You will not know what it means to be called a bitch until you imagine yourself in that girl’s shoes. You will not know what it feels like to be bitch until you have walked by girls whispering words of hatred in disguise. Yelling and screaming at a boy, this girl feels helpless and likes she is going against everything she’s been told. The boy says that she is over-reacting and that she should just calm down. The girl doesn’t calm down because she feels like yelling is all she can do right now. Yelling is all she can muster up when she opens her mouth to speak. The next day she has to be calm and nice as if she is approaching a small animal, she has to be sensitive. Because if she is not. If she goes against every social norm she’s ever been taught she will become what is most feared by every girl. She will become that bitch. And who would want to date a girl that is a bitch? If the boy continues to date this girl he is “whipped” and then he might as well be a girl himself. If he continues to be the “girl” he is weak and incapable of being “a man”. So the girl walks into the room, breath hitting her chest in hot spurts, sleeves rolled up from anger. She sits down, takes a deep inhale, and smiles at the boy breathless and unable to yell any longer.

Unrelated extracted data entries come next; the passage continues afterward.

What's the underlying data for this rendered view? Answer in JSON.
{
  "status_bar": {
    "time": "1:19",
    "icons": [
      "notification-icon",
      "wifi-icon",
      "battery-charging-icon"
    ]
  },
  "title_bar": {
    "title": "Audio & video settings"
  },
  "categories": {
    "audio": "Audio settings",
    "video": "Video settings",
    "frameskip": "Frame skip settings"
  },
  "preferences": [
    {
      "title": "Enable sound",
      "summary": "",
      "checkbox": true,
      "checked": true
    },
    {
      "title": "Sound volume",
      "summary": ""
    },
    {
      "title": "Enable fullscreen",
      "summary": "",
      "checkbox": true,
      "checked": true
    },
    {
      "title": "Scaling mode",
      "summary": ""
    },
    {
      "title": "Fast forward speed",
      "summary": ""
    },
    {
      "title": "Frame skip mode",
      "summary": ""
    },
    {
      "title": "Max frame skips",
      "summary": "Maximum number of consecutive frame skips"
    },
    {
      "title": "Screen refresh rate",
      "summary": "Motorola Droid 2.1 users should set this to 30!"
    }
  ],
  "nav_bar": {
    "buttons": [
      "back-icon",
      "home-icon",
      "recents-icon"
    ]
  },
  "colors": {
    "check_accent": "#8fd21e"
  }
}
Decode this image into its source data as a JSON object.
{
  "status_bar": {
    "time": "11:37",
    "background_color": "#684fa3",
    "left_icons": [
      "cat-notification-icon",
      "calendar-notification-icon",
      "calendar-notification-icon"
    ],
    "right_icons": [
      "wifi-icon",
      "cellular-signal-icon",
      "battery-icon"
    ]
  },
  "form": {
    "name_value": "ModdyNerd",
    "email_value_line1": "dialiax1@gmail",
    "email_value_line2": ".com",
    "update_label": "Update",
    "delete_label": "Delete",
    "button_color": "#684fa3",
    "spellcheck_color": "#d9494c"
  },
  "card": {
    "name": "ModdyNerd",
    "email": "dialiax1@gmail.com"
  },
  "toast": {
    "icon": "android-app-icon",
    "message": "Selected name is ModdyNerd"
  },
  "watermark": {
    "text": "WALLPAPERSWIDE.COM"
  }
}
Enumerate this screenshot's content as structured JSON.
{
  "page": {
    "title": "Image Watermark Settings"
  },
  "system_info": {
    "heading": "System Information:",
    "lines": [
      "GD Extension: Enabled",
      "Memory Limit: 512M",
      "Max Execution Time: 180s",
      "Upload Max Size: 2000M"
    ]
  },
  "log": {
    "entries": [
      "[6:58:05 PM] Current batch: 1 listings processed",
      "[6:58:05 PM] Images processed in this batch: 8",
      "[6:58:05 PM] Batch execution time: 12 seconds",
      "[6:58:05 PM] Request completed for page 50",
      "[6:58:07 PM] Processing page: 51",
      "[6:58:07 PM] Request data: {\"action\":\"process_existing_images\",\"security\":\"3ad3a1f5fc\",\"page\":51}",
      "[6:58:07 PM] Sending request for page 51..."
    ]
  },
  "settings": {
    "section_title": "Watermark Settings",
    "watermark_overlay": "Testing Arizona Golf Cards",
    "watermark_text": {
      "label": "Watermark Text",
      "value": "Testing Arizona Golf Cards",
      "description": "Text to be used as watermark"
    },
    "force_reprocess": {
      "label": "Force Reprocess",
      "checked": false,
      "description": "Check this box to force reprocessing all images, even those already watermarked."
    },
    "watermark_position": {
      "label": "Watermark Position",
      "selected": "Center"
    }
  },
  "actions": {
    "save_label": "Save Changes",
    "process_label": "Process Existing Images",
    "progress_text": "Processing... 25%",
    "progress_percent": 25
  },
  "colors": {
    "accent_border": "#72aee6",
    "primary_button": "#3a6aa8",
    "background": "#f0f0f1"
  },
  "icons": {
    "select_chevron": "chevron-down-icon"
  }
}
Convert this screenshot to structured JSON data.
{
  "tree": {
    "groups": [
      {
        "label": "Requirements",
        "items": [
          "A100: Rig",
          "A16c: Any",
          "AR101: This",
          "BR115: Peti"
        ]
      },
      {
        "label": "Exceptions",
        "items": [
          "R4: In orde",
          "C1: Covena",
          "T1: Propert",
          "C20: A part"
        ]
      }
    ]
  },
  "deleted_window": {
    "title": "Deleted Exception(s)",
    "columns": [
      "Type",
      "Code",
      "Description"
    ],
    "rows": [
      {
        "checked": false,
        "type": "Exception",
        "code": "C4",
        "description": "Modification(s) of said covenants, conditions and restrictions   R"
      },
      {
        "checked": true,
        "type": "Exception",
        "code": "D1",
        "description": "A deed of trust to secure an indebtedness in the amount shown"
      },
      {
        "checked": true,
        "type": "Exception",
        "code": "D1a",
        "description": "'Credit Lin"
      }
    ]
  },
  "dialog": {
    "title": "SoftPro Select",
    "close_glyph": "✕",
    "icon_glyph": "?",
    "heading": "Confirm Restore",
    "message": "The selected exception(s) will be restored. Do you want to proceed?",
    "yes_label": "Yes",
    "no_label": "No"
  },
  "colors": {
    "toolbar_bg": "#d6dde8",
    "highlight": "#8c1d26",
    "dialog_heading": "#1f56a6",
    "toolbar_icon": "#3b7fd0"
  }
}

“You are a son-of-a-bitch.” If you are a guy you probably are insulted right now. You’re thinking wow! I cannot believe she just said that. If that were the male equivalent insult to “bitch”, then it is important to realize that it really isn’t an insult to the male at all. If you are a son of a bitch then it is simply that your mother, “the bitch”, is to blame for anything you have done wrong. If you are acting inappropriately then, your mom must have brought you up poorly because why else would you be to blame? Nothing a man does can ever be blamed, because if he yells or screams he is just indicting his power. He is just being a guy. This is not an attack on males but merely what society has dictated to be “the norm”.
Misogyny is hatred towards women. Therefore, the word bitch is misogynistic and a word that although does not cross your mind when you speak it, defines intolerance. Animals in labor were, during the 1400’s, labeled with the term “bitch in heat”. So think about that. Think about what that means. That means that women are easily compared to an animal in labor. A pig veiled in soil rolling on the ground; an animal in extreme discomfort, crying and screaming from the pain. This is a bitch in heat; a bitch that is now a human being, rather a woman who promotes promiscuity or rather a woman who yells or shows ANGER. This woman you’ve all seen and you have all called a bitch. I know this because I have too. It is ok in everyday life. It is a word that is used so commonly that no one even frets when it is spoken, much like the word “rape” which is now used as a verb to describe doing well on a test (for example: “Man, I just raped my test!”). Since when did words that used to depict ideas of horror and censure become casual jokes that are thrown around on a daily basis? Why is it that we can use the word bitch against our peers and friends as a joke, when behind it there is so much more anguish than we dare to conceal? The word is not a joke and behind it all no one is really laughing.